Kris Holderied has been the director of the National Oceanic and Atmospheric Administration's Kasitsna Bay Laboratory since September 2005. It serves as a coastal marine field laboratory of the Center for Coastal Fisheries and Habitat Research, within the National Centers for Coastal Ocean Science in NOAA's National Ocean Service, and is operated in partnership with the University of Alaska Fairbanks. The lab's mission is to support Alaska coastal management with science that improves understanding of how subarctic coastal ecosystems respond to changing environmental conditions. As its director, Holderied is responsible for science planning, facility operations, and coordination of research and education activities with regional partners that include other NOAA offices, local, state, and federal agencies, Alaska Native organizations, universities, public schools and nonprofit education and conservation groups.

Holdereid is the science lead for Gulf Watch Alaska and co-lead investigator on the Cook Inlet oceanography and plankton-monitoring project in the program. Her research interests are focused on understanding estuarine ecosystems, including coupling between oceanography and biology and linkages to adjacent watersheds and the ocean. She has a particular interest in developing multi-disciplinary science products to support regional resource managers in the areas of coastal climate change, harmful algal blooms, contaminants and ocean acidification. She works with other NOAA and partner offices to get the seafloor and coastline mapping, ocean observing, and ocean circulation model tools needed to inform research and management in Cook Inlet and coastal Alaska.

Previously, Holderied worked for NCCOS Center for Coastal Monitoring and Assessment in Silver Spring, Md., developing satellite-based products to help coastal managers and focusing on benthic habitat mapping, harmful algal bloom detection and the impacts of climate change.
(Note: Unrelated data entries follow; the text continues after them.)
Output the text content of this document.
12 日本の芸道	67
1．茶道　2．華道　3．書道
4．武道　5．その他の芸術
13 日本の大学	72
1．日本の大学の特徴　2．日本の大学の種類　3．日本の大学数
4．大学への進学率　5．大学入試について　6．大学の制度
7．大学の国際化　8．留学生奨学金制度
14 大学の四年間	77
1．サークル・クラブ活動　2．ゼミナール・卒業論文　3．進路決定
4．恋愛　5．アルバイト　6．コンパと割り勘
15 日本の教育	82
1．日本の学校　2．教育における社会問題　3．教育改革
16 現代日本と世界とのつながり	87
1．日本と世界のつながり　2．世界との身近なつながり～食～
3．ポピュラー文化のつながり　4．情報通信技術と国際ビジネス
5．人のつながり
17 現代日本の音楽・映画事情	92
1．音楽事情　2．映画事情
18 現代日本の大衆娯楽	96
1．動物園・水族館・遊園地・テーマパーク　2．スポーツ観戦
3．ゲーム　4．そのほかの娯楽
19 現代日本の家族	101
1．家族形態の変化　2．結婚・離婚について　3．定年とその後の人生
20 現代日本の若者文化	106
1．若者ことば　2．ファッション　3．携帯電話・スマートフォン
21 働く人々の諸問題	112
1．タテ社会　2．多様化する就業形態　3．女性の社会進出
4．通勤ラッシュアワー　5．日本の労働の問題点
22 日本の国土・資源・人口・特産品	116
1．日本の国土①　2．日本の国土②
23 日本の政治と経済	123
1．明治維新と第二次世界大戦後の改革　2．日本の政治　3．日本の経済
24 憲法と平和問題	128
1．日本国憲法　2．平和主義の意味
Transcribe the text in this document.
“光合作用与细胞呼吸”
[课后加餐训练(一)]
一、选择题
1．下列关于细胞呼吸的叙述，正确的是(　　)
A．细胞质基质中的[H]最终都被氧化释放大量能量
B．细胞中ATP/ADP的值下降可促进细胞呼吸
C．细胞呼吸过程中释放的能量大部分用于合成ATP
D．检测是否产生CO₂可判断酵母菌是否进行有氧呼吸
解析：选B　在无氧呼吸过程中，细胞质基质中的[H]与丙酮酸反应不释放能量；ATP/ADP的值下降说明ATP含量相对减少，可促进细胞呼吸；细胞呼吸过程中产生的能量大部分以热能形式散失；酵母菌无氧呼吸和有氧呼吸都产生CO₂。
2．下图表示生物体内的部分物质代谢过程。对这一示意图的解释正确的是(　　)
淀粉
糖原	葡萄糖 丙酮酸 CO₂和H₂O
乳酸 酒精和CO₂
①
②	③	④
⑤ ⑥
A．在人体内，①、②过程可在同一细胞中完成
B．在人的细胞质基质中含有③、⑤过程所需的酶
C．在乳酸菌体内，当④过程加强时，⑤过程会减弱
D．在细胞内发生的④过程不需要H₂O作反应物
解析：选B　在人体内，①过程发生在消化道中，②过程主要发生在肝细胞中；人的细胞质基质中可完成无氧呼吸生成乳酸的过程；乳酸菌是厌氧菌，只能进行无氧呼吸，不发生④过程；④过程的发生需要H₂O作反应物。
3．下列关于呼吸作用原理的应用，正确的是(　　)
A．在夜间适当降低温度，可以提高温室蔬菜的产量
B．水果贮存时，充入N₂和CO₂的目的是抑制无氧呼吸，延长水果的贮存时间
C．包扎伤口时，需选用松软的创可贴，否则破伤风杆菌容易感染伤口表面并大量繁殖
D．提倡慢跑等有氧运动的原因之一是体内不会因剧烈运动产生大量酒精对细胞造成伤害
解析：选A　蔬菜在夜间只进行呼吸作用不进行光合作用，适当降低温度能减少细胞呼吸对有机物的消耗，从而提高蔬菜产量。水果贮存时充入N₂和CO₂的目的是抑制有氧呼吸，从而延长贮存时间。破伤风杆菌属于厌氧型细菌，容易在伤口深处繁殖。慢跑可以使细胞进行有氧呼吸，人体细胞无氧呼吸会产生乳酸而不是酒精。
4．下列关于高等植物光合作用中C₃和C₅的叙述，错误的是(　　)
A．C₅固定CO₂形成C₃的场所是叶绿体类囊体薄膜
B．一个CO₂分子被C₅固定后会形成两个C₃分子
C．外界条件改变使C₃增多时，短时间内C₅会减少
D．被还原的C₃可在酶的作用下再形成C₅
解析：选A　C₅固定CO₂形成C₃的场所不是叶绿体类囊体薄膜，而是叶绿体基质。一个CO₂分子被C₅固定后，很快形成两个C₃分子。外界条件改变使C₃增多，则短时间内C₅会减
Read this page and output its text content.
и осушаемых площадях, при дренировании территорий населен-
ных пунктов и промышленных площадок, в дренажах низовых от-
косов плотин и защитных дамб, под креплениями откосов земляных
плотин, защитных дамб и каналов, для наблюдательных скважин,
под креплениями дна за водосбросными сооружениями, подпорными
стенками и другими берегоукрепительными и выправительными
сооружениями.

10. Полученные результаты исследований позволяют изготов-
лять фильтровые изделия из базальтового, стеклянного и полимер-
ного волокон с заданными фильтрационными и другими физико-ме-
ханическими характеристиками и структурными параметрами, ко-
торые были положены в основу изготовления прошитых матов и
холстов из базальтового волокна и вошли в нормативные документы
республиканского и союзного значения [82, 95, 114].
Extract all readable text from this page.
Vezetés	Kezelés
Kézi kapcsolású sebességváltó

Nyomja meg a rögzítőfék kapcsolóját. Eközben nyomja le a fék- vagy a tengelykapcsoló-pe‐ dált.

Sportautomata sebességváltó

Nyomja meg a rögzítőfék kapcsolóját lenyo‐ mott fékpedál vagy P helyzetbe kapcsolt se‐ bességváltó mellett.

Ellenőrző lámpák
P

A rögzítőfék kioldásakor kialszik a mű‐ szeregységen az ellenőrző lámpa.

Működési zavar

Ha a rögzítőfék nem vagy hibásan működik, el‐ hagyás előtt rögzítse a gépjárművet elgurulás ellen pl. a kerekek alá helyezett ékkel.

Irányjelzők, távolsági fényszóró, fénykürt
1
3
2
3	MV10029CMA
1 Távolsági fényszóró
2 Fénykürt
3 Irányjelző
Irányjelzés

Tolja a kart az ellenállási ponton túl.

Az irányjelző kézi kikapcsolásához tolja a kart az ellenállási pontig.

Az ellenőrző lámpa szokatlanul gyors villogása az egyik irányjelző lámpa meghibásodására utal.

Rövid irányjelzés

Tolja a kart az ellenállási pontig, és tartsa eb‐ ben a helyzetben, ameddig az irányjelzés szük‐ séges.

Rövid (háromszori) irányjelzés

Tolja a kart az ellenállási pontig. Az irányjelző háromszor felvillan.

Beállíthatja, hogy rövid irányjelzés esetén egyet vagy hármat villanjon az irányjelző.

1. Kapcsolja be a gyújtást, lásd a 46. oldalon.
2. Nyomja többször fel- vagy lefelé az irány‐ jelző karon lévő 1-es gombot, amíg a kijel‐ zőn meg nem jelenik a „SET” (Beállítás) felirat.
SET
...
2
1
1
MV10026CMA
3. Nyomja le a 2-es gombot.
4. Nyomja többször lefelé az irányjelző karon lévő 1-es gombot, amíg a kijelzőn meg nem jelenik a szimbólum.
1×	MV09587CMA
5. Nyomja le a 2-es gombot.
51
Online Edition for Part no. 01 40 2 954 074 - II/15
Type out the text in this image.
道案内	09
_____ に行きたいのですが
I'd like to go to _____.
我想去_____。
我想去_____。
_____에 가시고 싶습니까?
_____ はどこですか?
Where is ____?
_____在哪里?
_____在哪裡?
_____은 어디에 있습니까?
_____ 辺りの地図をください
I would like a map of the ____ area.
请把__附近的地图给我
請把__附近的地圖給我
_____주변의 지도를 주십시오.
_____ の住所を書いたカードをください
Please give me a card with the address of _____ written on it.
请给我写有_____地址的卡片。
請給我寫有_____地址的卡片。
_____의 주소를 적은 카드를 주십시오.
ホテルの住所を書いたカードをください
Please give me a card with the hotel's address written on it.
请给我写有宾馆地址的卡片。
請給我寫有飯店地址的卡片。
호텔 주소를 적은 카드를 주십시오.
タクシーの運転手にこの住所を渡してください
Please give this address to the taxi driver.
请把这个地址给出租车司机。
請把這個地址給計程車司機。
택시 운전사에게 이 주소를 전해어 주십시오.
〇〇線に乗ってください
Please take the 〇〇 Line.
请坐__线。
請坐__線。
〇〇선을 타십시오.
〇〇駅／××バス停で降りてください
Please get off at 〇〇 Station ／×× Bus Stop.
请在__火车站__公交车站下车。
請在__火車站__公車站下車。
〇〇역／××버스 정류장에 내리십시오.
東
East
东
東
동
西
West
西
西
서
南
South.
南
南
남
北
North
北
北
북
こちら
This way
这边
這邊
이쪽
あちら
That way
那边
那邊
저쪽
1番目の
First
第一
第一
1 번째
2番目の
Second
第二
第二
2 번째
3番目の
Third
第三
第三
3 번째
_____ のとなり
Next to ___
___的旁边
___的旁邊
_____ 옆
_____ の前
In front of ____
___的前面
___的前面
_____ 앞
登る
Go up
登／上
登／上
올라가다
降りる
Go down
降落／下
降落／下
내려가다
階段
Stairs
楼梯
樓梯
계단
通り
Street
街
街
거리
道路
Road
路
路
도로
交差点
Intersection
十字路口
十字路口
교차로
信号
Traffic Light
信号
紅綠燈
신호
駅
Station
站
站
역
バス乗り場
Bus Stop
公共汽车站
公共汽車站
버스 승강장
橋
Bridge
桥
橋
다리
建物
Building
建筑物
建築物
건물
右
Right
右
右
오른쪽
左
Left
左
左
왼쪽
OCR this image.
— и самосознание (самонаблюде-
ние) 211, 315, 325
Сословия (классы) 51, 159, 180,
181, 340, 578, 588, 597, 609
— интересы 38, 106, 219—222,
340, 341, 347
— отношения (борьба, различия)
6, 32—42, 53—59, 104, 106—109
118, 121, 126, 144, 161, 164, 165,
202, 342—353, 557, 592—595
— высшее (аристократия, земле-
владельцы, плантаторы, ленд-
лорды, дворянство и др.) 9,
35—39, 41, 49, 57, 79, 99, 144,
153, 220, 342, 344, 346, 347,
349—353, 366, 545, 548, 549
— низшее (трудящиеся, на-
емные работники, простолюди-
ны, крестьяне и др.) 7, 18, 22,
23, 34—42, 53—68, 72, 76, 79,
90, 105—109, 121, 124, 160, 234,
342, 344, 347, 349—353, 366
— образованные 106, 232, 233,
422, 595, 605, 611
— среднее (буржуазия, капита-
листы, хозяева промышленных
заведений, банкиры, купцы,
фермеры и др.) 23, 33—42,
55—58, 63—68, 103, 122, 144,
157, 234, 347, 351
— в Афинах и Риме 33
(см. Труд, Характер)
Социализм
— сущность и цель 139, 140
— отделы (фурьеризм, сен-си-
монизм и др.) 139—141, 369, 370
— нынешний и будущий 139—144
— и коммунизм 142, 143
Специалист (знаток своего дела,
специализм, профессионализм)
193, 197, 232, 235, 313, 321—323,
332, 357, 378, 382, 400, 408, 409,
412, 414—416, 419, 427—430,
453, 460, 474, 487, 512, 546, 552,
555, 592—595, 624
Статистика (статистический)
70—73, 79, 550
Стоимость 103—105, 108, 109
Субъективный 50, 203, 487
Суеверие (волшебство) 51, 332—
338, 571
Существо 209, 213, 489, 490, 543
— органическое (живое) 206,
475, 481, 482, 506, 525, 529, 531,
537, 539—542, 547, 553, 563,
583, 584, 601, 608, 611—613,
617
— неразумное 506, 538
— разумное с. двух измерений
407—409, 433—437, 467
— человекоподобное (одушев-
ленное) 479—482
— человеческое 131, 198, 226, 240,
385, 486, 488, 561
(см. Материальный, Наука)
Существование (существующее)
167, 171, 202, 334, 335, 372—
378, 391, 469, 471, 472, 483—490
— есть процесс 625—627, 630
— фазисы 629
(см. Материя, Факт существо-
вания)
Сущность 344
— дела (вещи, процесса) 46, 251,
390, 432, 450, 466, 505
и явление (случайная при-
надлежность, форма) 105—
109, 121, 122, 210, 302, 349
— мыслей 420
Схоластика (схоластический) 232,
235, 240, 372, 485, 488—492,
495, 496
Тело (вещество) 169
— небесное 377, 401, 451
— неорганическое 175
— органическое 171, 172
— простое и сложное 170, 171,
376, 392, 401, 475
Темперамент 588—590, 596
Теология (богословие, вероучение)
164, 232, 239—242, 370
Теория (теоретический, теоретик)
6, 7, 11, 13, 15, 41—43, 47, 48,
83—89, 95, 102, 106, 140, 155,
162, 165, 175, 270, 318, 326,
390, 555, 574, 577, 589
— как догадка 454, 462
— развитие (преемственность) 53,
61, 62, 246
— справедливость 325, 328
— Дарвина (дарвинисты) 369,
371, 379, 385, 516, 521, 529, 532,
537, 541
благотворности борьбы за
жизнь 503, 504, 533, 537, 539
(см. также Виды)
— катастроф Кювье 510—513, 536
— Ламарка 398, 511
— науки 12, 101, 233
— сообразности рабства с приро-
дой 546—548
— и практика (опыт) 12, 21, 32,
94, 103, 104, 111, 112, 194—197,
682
Before coming to NOAA, Holderied worked on environmental compliance issues and navigation project studies for the U.S. Army Corps of Engineers in Norfolk, Va. She began her career with active duty service in the U.S. Navy, as an oceanography officer providing weather and oceanographic forecasts in the Mediterranean Sea and Atlantic Ocean.

Holderied is a physical oceanographer, with a bachelor of science degree in oceanography from the U.S. Naval Academy and a master's degree in physical oceanography from the Massachusetts Institute of Technology/Woods Hole Oceanographic Institution Joint Program.

In her free time, Holderied enjoys exploring the great Alaska outdoors by foot, kayak, ski and bike, playing softball and skating with the fabulous Homer Divas ice hockey team. From 2006-2013, Holderied organized Ski For women for Kachemak Nordic Ski Club. She is Pratt Museum board member and on the Kachemak Bay Water Trail steering committee.